JANUARY 23, 2015

 

In the world of motorsport racing, January (coming from the Latin word for door) has certainly been the door to the year as the iconic Rolex 24 At Daytona has marked the start of a new season for 52 years.  With the 53rd edition of the historic endurance challenge set to get underway on Saturday, January 25, at 2:10 p.m. EST, the latest chapter in the race which has captivated the interest of leagues of dedicated followers is about to be written. The Rolex 24 At Daytona is first and foremost a test of man and machine; it offers a testament to teamwork and the pursuit of perfection. And in the end, the winning team – drivers, mechanics, pit crew and team owner – is the one whose superior efforts were balanced with a healthy measure of luck.  In order to win, the team has to make it to the finish and in a 24-hour race the attrition rate is a factual footnote to the magnitude of the test.

Preparing to go head to head on Daytona International Speedway’s 3.56 mile course are 53 entries in four classes (16 in Prototype, 8 in Prototype Challenge, 19 in GT Daytona and 10 in GT Le Mans). After two practice sessions, pole position was determined in each class during the late afternoon Qualifying Sessions today.

In the Prototype class, Brazilian driver Ozz Negri, the 2012 Rolex 24 champion, put the #60 Michael Shank Racing Ligier JS P2 on the pole with a 129.201 mph lap (1:39.194).

“It’s never bad when you’re on pole position,” said Negri. “We worked hard and we knew we had a good package… The pole position is bragging rights for a 24 hour race, but the real deal is the top step. After the three-day test [the Roar Before the Rolex 24, held two weeks ago], we knew we had a shot at it. We worked hard through this weekend, we improved on the areas we needed to, and it showed. We got faster and faster through practice and in qualifying. I was expecting to be up front, but I’m only a small part of it. I have a great team, a great chassis, engine, and tires. I had a few moments in the bus stop; I really thought we might not even have a car for Saturday. But for the race, you just have to play it by ear and dance according to the music and just try to dance a little bit faster than everyone else.”
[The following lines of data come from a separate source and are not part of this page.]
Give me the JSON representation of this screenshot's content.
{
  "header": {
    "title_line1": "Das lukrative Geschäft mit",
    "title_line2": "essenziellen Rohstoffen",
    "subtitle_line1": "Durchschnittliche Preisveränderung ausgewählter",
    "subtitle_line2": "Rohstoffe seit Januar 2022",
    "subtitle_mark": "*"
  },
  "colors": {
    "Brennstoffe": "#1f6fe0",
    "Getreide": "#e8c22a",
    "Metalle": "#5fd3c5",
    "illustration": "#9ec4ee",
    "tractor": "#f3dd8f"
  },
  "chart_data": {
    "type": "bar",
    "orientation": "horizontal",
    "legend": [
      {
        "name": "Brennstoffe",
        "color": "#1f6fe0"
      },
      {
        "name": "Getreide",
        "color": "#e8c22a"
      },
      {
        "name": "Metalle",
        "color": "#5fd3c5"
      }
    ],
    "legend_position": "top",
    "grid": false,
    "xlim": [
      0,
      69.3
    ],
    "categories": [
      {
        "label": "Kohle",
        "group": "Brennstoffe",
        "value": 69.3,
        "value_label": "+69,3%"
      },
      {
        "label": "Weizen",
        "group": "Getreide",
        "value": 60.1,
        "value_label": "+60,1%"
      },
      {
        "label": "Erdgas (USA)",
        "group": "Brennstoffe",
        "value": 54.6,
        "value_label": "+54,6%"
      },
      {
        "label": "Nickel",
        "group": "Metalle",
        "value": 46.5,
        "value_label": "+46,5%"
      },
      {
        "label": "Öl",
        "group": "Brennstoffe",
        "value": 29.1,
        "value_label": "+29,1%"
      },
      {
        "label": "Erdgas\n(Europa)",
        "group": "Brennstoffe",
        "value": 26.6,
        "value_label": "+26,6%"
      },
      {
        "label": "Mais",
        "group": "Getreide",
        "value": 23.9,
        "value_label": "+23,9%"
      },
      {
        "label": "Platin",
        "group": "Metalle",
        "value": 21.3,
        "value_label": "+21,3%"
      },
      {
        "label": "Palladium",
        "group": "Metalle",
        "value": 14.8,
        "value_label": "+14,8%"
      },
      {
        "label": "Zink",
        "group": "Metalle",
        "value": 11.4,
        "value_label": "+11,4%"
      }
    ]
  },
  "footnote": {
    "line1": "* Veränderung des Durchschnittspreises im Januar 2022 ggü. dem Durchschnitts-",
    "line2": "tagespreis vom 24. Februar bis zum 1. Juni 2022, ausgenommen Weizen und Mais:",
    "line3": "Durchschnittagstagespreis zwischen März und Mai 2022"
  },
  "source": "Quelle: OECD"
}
In the Prototype Challenge class, British driver Johnny Mowlem, put up a fast lap of 1:42.318 to win pole in the #16 Bar1 Motorsports ORECA FLM09. 

“It’s always nice to start any race from pole but it is slightly less significant in a 24 hour race,” said Mowlem. “I kept pushing and pushing and took the 21 year old attitude I used to have and threw caution to the wind.  I took some liberties at the bus stop chicane and was able to get this quick lap. The biggest challenge we have with the PC cars is we are actually slower than the GTLM and the GTD cars in a straight line.”

Taking not only pole, but a GTLM class record run, Oliver Gavin put up a fast lap of 1:43.488 in the #4 Corvette Racing Chevrolet Corvette C7.R.

“I’m really thrilled to start 2015 with a bang and pole position,” said Gavin. “We have a year under our belts with this car, so we know what we need to do with it to be a bit better. We’re optimistic for the race. It’s 24 hours - a long one that’s brutally hard…We didn’t think we had the overall pace to get pole. I think it was just a perfect qualifying session.”

In the GT Daytona class, Australian driver James Davison, driving the #007 Aston Martin V12 Vantage clocked a fast lap at 119.472 mph (1:47.272) to take pole position. 

“I’m blown away that we ended up on pole, to be honest,” said Davison. “We were generally a second off in the practice sessions. Leading up, even in the qualifying [simulation], we were over a second off. We had to fight a bit of adversity during the session. We waited in the pits and it went red so I only had a lap to pull it off. I timed an opening in front of the #48 Audi perfectly in the bus stop for a bit of luck. Obviously the car was good and I hit my marks, but we were a bit lucky to pull it off. The strategy is to have nothing go wrong. We had a lot of good performances last year, but never ended up on the podium, believe it or not.